The polyA tail facilitates splicing of last introns with weak 3′ splice sites via PABPN1

Abstract

The polyA tail of mRNAs is important for many aspects of RNA metabolism. However, whether and how it regulates pre‐mRNA splicing is still unknown. Here, we report that the polyA tail acts as a splicing enhancer for the last intron via the nuclear polyA binding protein PABPN1 in HeLa cells. PABPN1‐depletion induces the retention of a group of introns with a weaker 3′ splice site, and they show a strong 3′‐end bias and mainly locate in nuclear speckles. The polyA tail is essential for PABPN1‐enhanced last intron splicing and functions in a length‐dependent manner. Tethering PABPN1 to nonpolyadenylated transcripts also promotes splicing, suggesting a direct role for PABPN1 in splicing regulation. Using TurboID‐MS, we construct the PABPN1 interactome, including many spliceosomal and RNA‐binding proteins. Specifically, PABPN1 can recruit RBM26&27 to promote splicing by interacting with the coiled‐coil and RRM domain of RBM27. PABPN1‐regulated terminal intron splicing is conserved in mice.
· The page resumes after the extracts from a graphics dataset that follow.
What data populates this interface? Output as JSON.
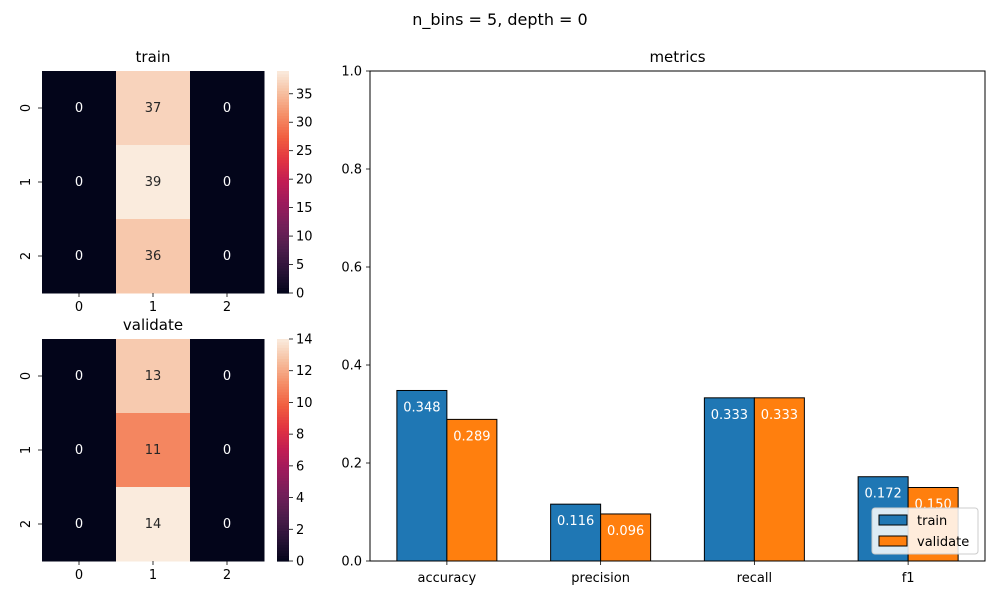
{
  "figure": {
    "suptitle": "n_bins = 5, depth = 0"
  },
  "chart_data": [
    {
      "type": "heatmap",
      "title": "train",
      "x_ticks": [
        "0",
        "1",
        "2"
      ],
      "y_ticks": [
        "0",
        "1",
        "2"
      ],
      "values": [
        [
          0,
          37,
          0
        ],
        [
          0,
          39,
          0
        ],
        [
          0,
          36,
          0
        ]
      ],
      "colorbar": {
        "range": [
          0,
          39
        ],
        "ticks": [
          0,
          5,
          10,
          15,
          20,
          25,
          30,
          35
        ]
      },
      "colormap": "rocket"
    },
    {
      "type": "heatmap",
      "title": "validate",
      "x_ticks": [
        "0",
        "1",
        "2"
      ],
      "y_ticks": [
        "0",
        "1",
        "2"
      ],
      "values": [
        [
          0,
          13,
          0
        ],
        [
          0,
          11,
          0
        ],
        [
          0,
          14,
          0
        ]
      ],
      "colorbar": {
        "range": [
          0,
          14
        ],
        "ticks": [
          0,
          2,
          4,
          6,
          8,
          10,
          12,
          14
        ]
      },
      "colormap": "rocket"
    },
    {
      "type": "bar",
      "title": "metrics",
      "categories": [
        "accuracy",
        "precision",
        "recall",
        "f1"
      ],
      "series": [
        {
          "name": "train",
          "values": [
            0.348,
            0.116,
            0.333,
            0.172
          ],
          "labels": [
            "0.348",
            "0.116",
            "0.333",
            "0.172"
          ],
          "color": "#1f77b4"
        },
        {
          "name": "validate",
          "values": [
            0.289,
            0.096,
            0.333,
            0.15
          ],
          "labels": [
            "0.289",
            "0.096",
            "0.333",
            "0.150"
          ],
          "color": "#ff7f0e"
        }
      ],
      "ylim": [
        0,
        1.0
      ],
      "y_ticks": [
        0.0,
        0.2,
        0.4,
        0.6,
        0.8,
        1.0
      ],
      "y_tick_labels": [
        "0.0",
        "0.2",
        "0.4",
        "0.6",
        "0.8",
        "1.0"
      ],
      "grid": false,
      "legend": "lower-right"
    }
  ]
}
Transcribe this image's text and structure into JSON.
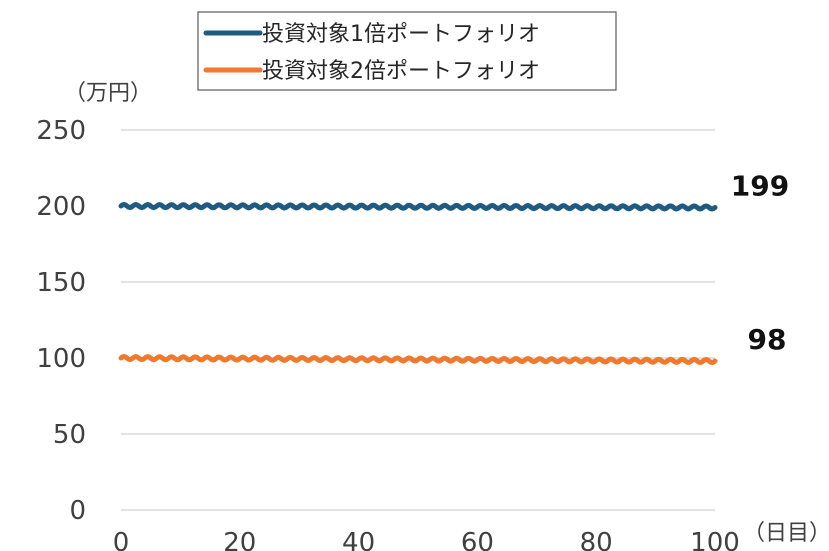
{
  "chart_data": {
    "type": "line",
    "x": [
      0,
      20,
      40,
      60,
      80,
      100
    ],
    "xlim": [
      0,
      100
    ],
    "ylim": [
      0,
      250
    ],
    "xticks": [
      "0",
      "20",
      "40",
      "60",
      "80",
      "100"
    ],
    "yticks": [
      "0",
      "50",
      "100",
      "150",
      "200",
      "250"
    ],
    "xunit": "（日目）",
    "yunit": "（万円）",
    "grid": "horizontal",
    "legend_position": "top",
    "series": [
      {
        "name": "投資対象1倍ポートフォリオ",
        "color": "#1f5b80",
        "start": 200,
        "end": 199,
        "amplitude": 1.0,
        "end_label": "199"
      },
      {
        "name": "投資対象2倍ポートフォリオ",
        "color": "#ef7a2f",
        "start": 100,
        "end": 98,
        "amplitude": 1.0,
        "end_label": "98"
      }
    ]
  }
}
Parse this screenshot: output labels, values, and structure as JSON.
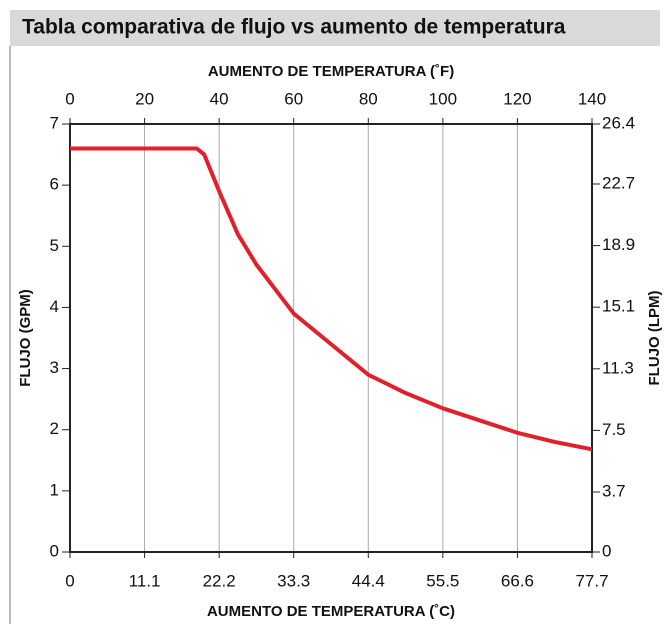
{
  "chart_data": {
    "type": "line",
    "title": "Tabla comparativa de flujo vs aumento de temperatura",
    "x_label_top": "AUMENTO DE TEMPERATURA (˚F)",
    "x_label_bottom": "AUMENTO DE TEMPERATURA (˚C)",
    "y_label": "FLUJO (GPM)",
    "y2_label": "FLUJO (LPM)",
    "x": [
      0,
      34,
      36,
      38,
      40,
      45,
      50,
      55,
      60,
      70,
      80,
      90,
      100,
      110,
      120,
      130,
      140
    ],
    "series": [
      {
        "name": "Flujo",
        "color": "#e0202a",
        "values": [
          6.6,
          6.6,
          6.5,
          6.2,
          5.9,
          5.2,
          4.7,
          4.3,
          3.9,
          3.4,
          2.9,
          2.6,
          2.35,
          2.15,
          1.95,
          1.8,
          1.68
        ]
      }
    ],
    "xlim": [
      0,
      140
    ],
    "xticks": [
      0,
      20,
      40,
      60,
      80,
      100,
      120,
      140
    ],
    "x2lim": [
      0,
      77.7
    ],
    "x2ticks": [
      0,
      11.1,
      22.2,
      33.3,
      44.4,
      55.5,
      66.6,
      77.7
    ],
    "ylim": [
      0,
      7
    ],
    "yticks": [
      0,
      1,
      2,
      3,
      4,
      5,
      6,
      7
    ],
    "y2lim": [
      0,
      26.4
    ],
    "y2ticks": [
      0,
      3.7,
      7.5,
      11.3,
      15.1,
      18.9,
      22.7,
      26.4
    ],
    "grid": "x"
  }
}
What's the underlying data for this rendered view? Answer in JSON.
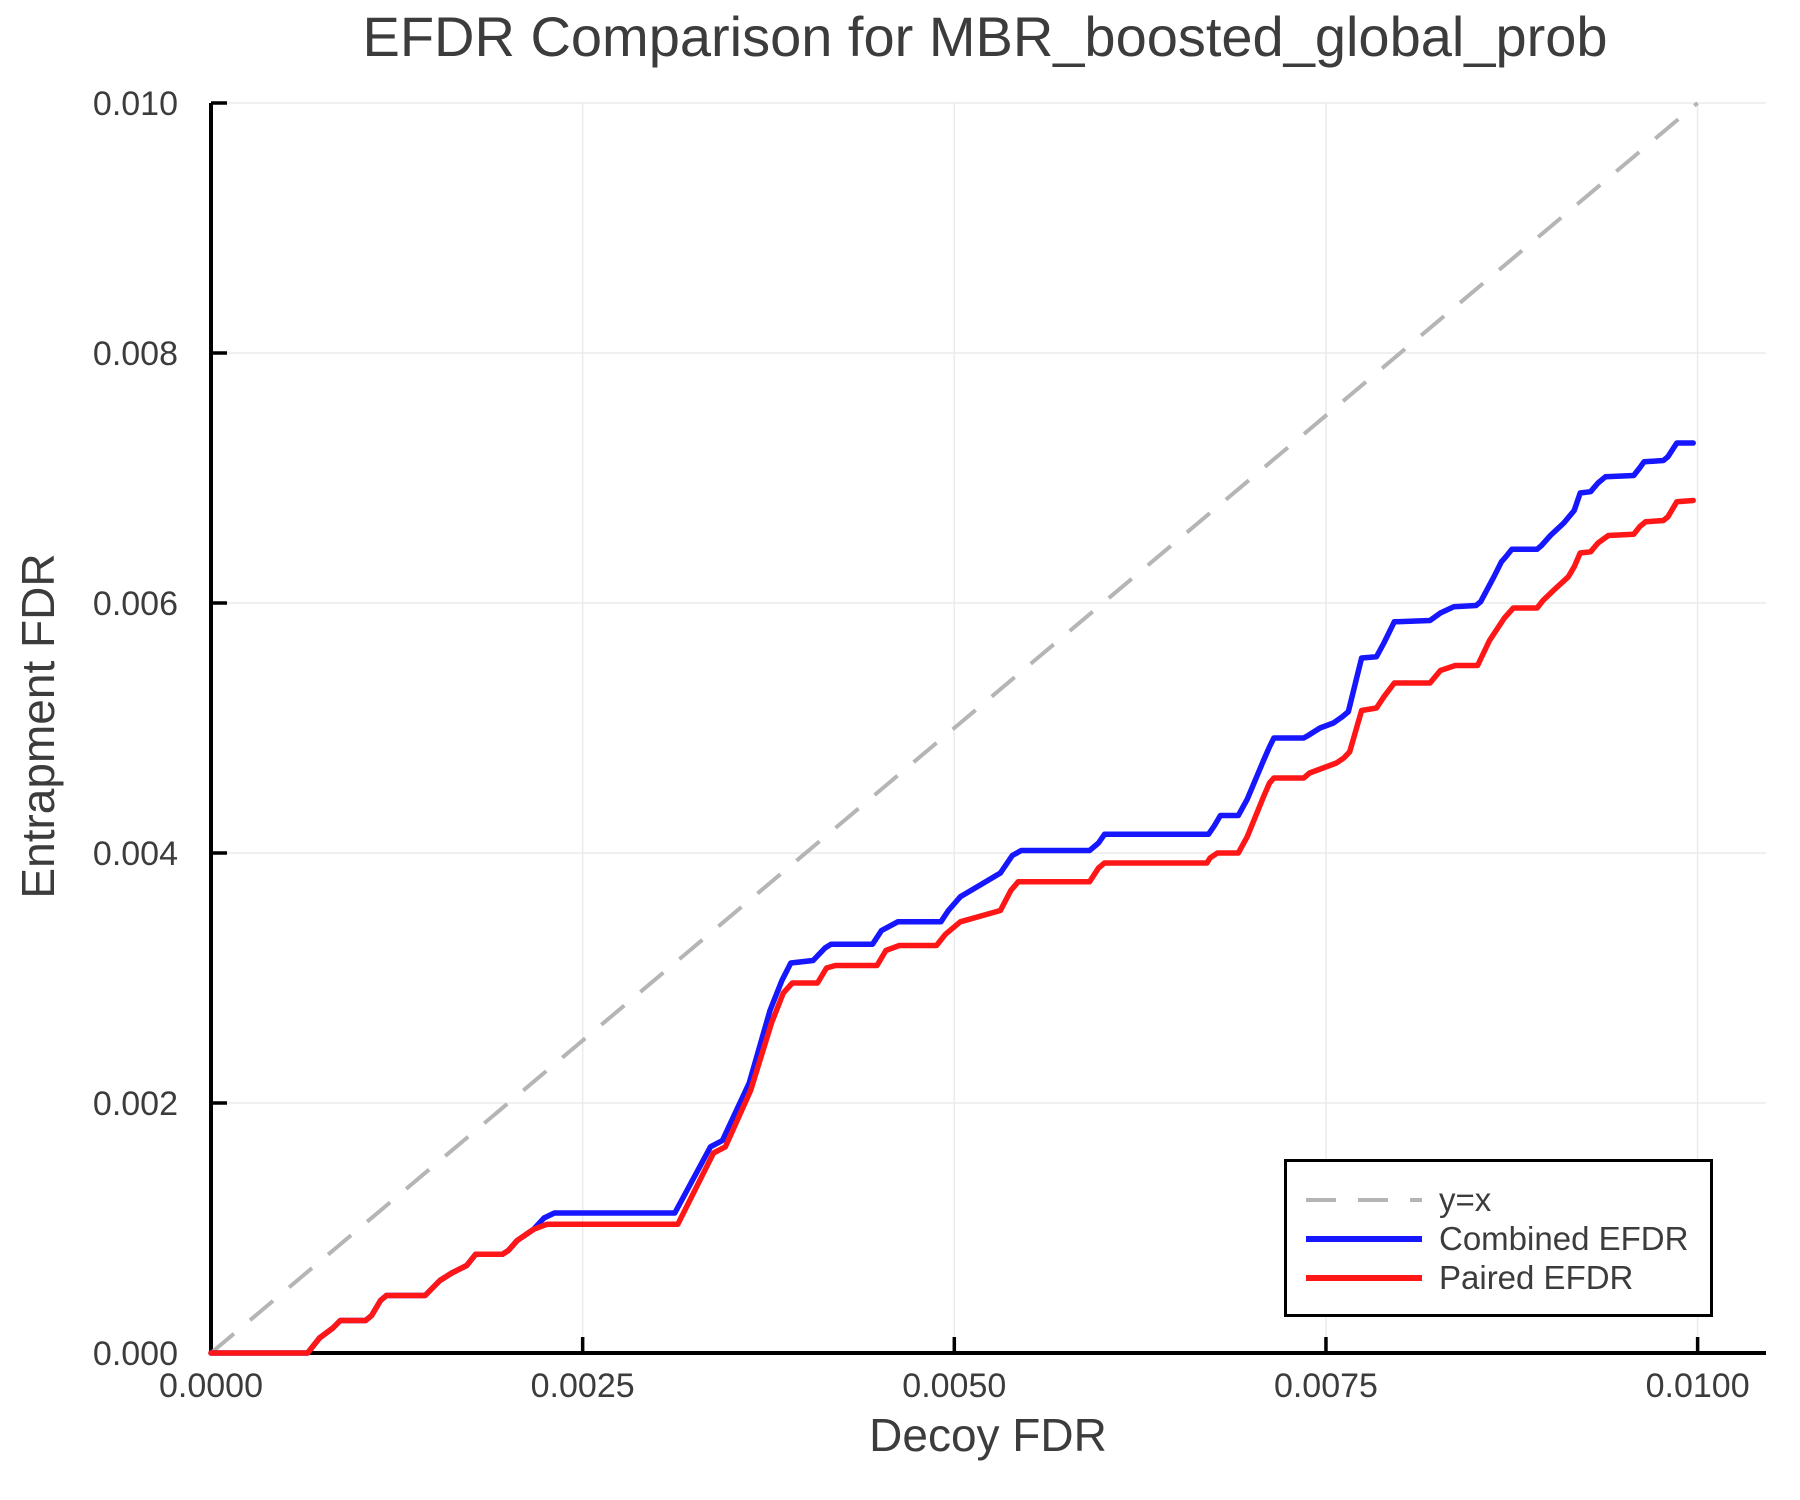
{
  "chart_data": {
    "type": "line",
    "title": "EFDR Comparison for MBR_boosted_global_prob",
    "xlabel": "Decoy FDR",
    "ylabel": "Entrapment FDR",
    "xlim": [
      0.0,
      0.01046
    ],
    "ylim": [
      0.0,
      0.01
    ],
    "grid": true,
    "legend_position": "bottom-right",
    "xticks": {
      "values": [
        0.0,
        0.0025,
        0.005,
        0.0075,
        0.01
      ],
      "labels": [
        "0.0000",
        "0.0025",
        "0.0050",
        "0.0075",
        "0.0100"
      ]
    },
    "yticks": {
      "values": [
        0.0,
        0.002,
        0.004,
        0.006,
        0.008,
        0.01
      ],
      "labels": [
        "0.000",
        "0.002",
        "0.004",
        "0.006",
        "0.008",
        "0.010"
      ]
    },
    "style": {
      "spine_color": "#000000",
      "grid_color": "#ebebeb",
      "text_color": "#3c3c3c",
      "background": "#ffffff"
    },
    "series": [
      {
        "name": "y=x",
        "color": "#b5b5b5",
        "dash": "dashed",
        "points": [
          [
            0.0,
            0.0
          ],
          [
            0.01,
            0.01
          ]
        ]
      },
      {
        "name": "Combined EFDR",
        "color": "#1616ff",
        "dash": "solid",
        "points": [
          [
            0.0,
            0.0
          ],
          [
            0.00065,
            0.0
          ],
          [
            0.00073,
            0.00012
          ],
          [
            0.00082,
            0.0002
          ],
          [
            0.00087,
            0.00026
          ],
          [
            0.00104,
            0.00026
          ],
          [
            0.00108,
            0.0003
          ],
          [
            0.00114,
            0.00042
          ],
          [
            0.00118,
            0.00046
          ],
          [
            0.00144,
            0.00046
          ],
          [
            0.00154,
            0.00058
          ],
          [
            0.00162,
            0.00064
          ],
          [
            0.00172,
            0.0007
          ],
          [
            0.00178,
            0.00079
          ],
          [
            0.00196,
            0.00079
          ],
          [
            0.002,
            0.00082
          ],
          [
            0.00206,
            0.0009
          ],
          [
            0.00217,
            0.00099
          ],
          [
            0.00224,
            0.00108
          ],
          [
            0.00231,
            0.00112
          ],
          [
            0.00312,
            0.00112
          ],
          [
            0.00336,
            0.00165
          ],
          [
            0.00344,
            0.0017
          ],
          [
            0.00362,
            0.00216
          ],
          [
            0.00376,
            0.00274
          ],
          [
            0.00384,
            0.00298
          ],
          [
            0.0039,
            0.00312
          ],
          [
            0.00405,
            0.00314
          ],
          [
            0.00413,
            0.00324
          ],
          [
            0.00417,
            0.00327
          ],
          [
            0.00445,
            0.00327
          ],
          [
            0.00451,
            0.00338
          ],
          [
            0.00462,
            0.00345
          ],
          [
            0.00491,
            0.00345
          ],
          [
            0.00496,
            0.00354
          ],
          [
            0.00504,
            0.00365
          ],
          [
            0.00531,
            0.00384
          ],
          [
            0.00539,
            0.00398
          ],
          [
            0.00545,
            0.00402
          ],
          [
            0.00591,
            0.00402
          ],
          [
            0.00597,
            0.00408
          ],
          [
            0.00601,
            0.00415
          ],
          [
            0.00671,
            0.00415
          ],
          [
            0.00675,
            0.00422
          ],
          [
            0.00679,
            0.0043
          ],
          [
            0.00691,
            0.0043
          ],
          [
            0.00697,
            0.00443
          ],
          [
            0.00708,
            0.00474
          ],
          [
            0.00712,
            0.00485
          ],
          [
            0.00715,
            0.00492
          ],
          [
            0.00735,
            0.00492
          ],
          [
            0.00738,
            0.00494
          ],
          [
            0.00746,
            0.005
          ],
          [
            0.00755,
            0.00504
          ],
          [
            0.00761,
            0.00509
          ],
          [
            0.00765,
            0.00513
          ],
          [
            0.00774,
            0.00556
          ],
          [
            0.00784,
            0.00557
          ],
          [
            0.00789,
            0.00568
          ],
          [
            0.00796,
            0.00585
          ],
          [
            0.0082,
            0.00586
          ],
          [
            0.00827,
            0.00592
          ],
          [
            0.00836,
            0.00597
          ],
          [
            0.00851,
            0.00598
          ],
          [
            0.00854,
            0.00601
          ],
          [
            0.00863,
            0.00621
          ],
          [
            0.00868,
            0.00633
          ],
          [
            0.00871,
            0.00637
          ],
          [
            0.00875,
            0.00643
          ],
          [
            0.00892,
            0.00643
          ],
          [
            0.00895,
            0.00646
          ],
          [
            0.00901,
            0.00654
          ],
          [
            0.0091,
            0.00664
          ],
          [
            0.00917,
            0.00674
          ],
          [
            0.00921,
            0.00688
          ],
          [
            0.00928,
            0.00689
          ],
          [
            0.00933,
            0.00696
          ],
          [
            0.00938,
            0.00701
          ],
          [
            0.00957,
            0.00702
          ],
          [
            0.00961,
            0.00708
          ],
          [
            0.00964,
            0.00713
          ],
          [
            0.00977,
            0.00714
          ],
          [
            0.0098,
            0.00717
          ],
          [
            0.00986,
            0.00728
          ],
          [
            0.00997,
            0.00728
          ]
        ]
      },
      {
        "name": "Paired EFDR",
        "color": "#ff1616",
        "dash": "solid",
        "points": [
          [
            0.0,
            0.0
          ],
          [
            0.00065,
            0.0
          ],
          [
            0.00073,
            0.00012
          ],
          [
            0.00082,
            0.0002
          ],
          [
            0.00087,
            0.00026
          ],
          [
            0.00104,
            0.00026
          ],
          [
            0.00108,
            0.0003
          ],
          [
            0.00114,
            0.00042
          ],
          [
            0.00118,
            0.00046
          ],
          [
            0.00144,
            0.00046
          ],
          [
            0.00154,
            0.00058
          ],
          [
            0.00162,
            0.00064
          ],
          [
            0.00172,
            0.0007
          ],
          [
            0.00178,
            0.00079
          ],
          [
            0.00196,
            0.00079
          ],
          [
            0.002,
            0.00082
          ],
          [
            0.00206,
            0.0009
          ],
          [
            0.00217,
            0.00099
          ],
          [
            0.00226,
            0.00103
          ],
          [
            0.00314,
            0.00103
          ],
          [
            0.00338,
            0.0016
          ],
          [
            0.00346,
            0.00165
          ],
          [
            0.00363,
            0.0021
          ],
          [
            0.00377,
            0.00264
          ],
          [
            0.00385,
            0.00288
          ],
          [
            0.00391,
            0.00296
          ],
          [
            0.00408,
            0.00296
          ],
          [
            0.00414,
            0.00308
          ],
          [
            0.0042,
            0.0031
          ],
          [
            0.00448,
            0.0031
          ],
          [
            0.00454,
            0.00322
          ],
          [
            0.00463,
            0.00326
          ],
          [
            0.00488,
            0.00326
          ],
          [
            0.00494,
            0.00335
          ],
          [
            0.00504,
            0.00345
          ],
          [
            0.00531,
            0.00354
          ],
          [
            0.00538,
            0.0037
          ],
          [
            0.00543,
            0.00377
          ],
          [
            0.00591,
            0.00377
          ],
          [
            0.00597,
            0.00388
          ],
          [
            0.00601,
            0.00392
          ],
          [
            0.0067,
            0.00392
          ],
          [
            0.00672,
            0.00396
          ],
          [
            0.00677,
            0.004
          ],
          [
            0.00691,
            0.004
          ],
          [
            0.00697,
            0.00413
          ],
          [
            0.00708,
            0.00445
          ],
          [
            0.00712,
            0.00456
          ],
          [
            0.00715,
            0.0046
          ],
          [
            0.00735,
            0.0046
          ],
          [
            0.00739,
            0.00464
          ],
          [
            0.00748,
            0.00468
          ],
          [
            0.00757,
            0.00472
          ],
          [
            0.00762,
            0.00476
          ],
          [
            0.00766,
            0.00481
          ],
          [
            0.00774,
            0.00514
          ],
          [
            0.00784,
            0.00516
          ],
          [
            0.00789,
            0.00525
          ],
          [
            0.00796,
            0.00536
          ],
          [
            0.0082,
            0.00536
          ],
          [
            0.00827,
            0.00546
          ],
          [
            0.00837,
            0.0055
          ],
          [
            0.00852,
            0.0055
          ],
          [
            0.0086,
            0.0057
          ],
          [
            0.0087,
            0.00588
          ],
          [
            0.00876,
            0.00596
          ],
          [
            0.00892,
            0.00596
          ],
          [
            0.00896,
            0.00602
          ],
          [
            0.00903,
            0.0061
          ],
          [
            0.00913,
            0.00621
          ],
          [
            0.00917,
            0.00629
          ],
          [
            0.00921,
            0.0064
          ],
          [
            0.00928,
            0.00641
          ],
          [
            0.00933,
            0.00648
          ],
          [
            0.0094,
            0.00654
          ],
          [
            0.00957,
            0.00655
          ],
          [
            0.00961,
            0.00661
          ],
          [
            0.00965,
            0.00665
          ],
          [
            0.00977,
            0.00666
          ],
          [
            0.0098,
            0.00669
          ],
          [
            0.00986,
            0.00681
          ],
          [
            0.00997,
            0.00682
          ]
        ]
      }
    ]
  }
}
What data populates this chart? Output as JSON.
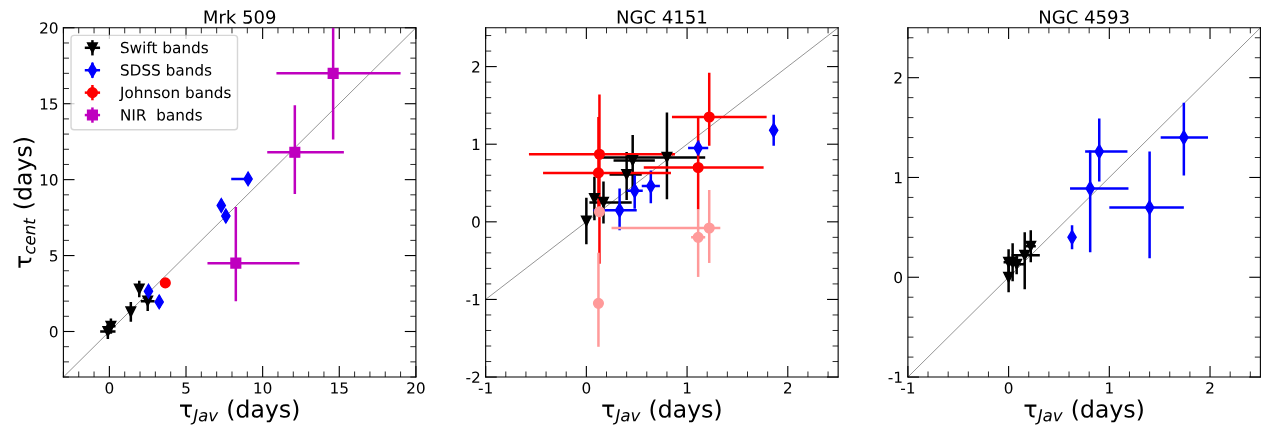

Together, our study establishes a novel mode of post‐transcriptional splicing regulation via the polyA tail and PABPN1. image The polyA tail enhances splicing of last introns with a weak 3′ splice site via the nuclear polyA binding protein PABPN1, establishing a novel mode of post‐transcriptional splicing regulation via the polyA tail and PABPN1. PABPN1‐depletion induces preferential retention of last introns with weak 3′ splice sites PABPN1 enhances last intron splicing independent of the CPA complex and in a polyA tail length‐dependent manner PABPN1 can recruit RBM26&27 to promote splicing by interacting with the coiled‐coil and RRM domain of RBM27.